Towards the end of his days, Alfred decided that he wanted people to remember him and make a legacy of himself. He had no children and did not think that dynamite would be a proper remembrance. In 1891, he moved to San Remo, Italy where he wrote his will. In his will he “ordered that the estate be invested in ‘stable securities” such as interest bearing bonds, ‘the annual interest on which shall be awarded as prizes to those persons who, during the previous year, have rendered the greatest services to mankind.’“3 The prize money was divided into five sections: 1) physics, 2) chemistry, 3) physiology or medicine, 4) literature, and 5) the Nobel Peace Prize. The Nobel Peace Prize was to be awarded to “the person who has done the most or the best work for the brotherhood of the nations, the abolishment or reduction of standing armies, as well as for the establishment and spread of peace congresses. Every October, the awards are announced. On December 10, the Peace Prize is awarded in Oslo, Norway.
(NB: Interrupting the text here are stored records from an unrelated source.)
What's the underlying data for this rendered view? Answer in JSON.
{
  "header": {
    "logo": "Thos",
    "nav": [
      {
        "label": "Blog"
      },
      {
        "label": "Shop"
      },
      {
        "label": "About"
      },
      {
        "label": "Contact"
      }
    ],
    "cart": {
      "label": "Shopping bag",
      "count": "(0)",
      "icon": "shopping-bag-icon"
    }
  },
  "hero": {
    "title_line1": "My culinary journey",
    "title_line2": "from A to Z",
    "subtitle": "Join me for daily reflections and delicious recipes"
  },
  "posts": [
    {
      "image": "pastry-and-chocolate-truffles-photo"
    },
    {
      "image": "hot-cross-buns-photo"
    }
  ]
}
The other five prizes (economics was added in 1968) are given out the same day in Stockholm. The prizes are considered one of the highest honors anyone can achieve. By 1996 the money given with the prize exceeded one million dollars.” 3
Although Alfred made dynamite, which aided wars, he also believed that peace was important. By the time he died, he had 355 patents, including inventions in the fields of electrochemistry, optics, biology, and physiology. His reputation is for his prizes, but he became wealthy through his dynamite. Although his first objective was to invent, he contributed to many areas, including the Nobel Prizes for which he is most famous.
1Alfred Nobel – His Life and Work. The Nobel Foundation. 04 Oct. 2004
2Alfred Nobel – His Life and Work. The Nobel Foundation. 04 Oct. 2004
3Bankston, John. Alfred Nobel and the Story of the Nobel Prize. Delaware: Mitchell Lane Publishers, 2004.
4Dynamite. 04 Oct. 2004
5Gleasner, Diana C. Dynamite. New York: Walker and Company, 1982.
6Inventors and Inventions: N – EnchantedLearning.com. 18 Oct. 2004
7Johnston, Dileri, ed. The Kingfisher History Encyclopedia. New York: Kingfisher, 1999.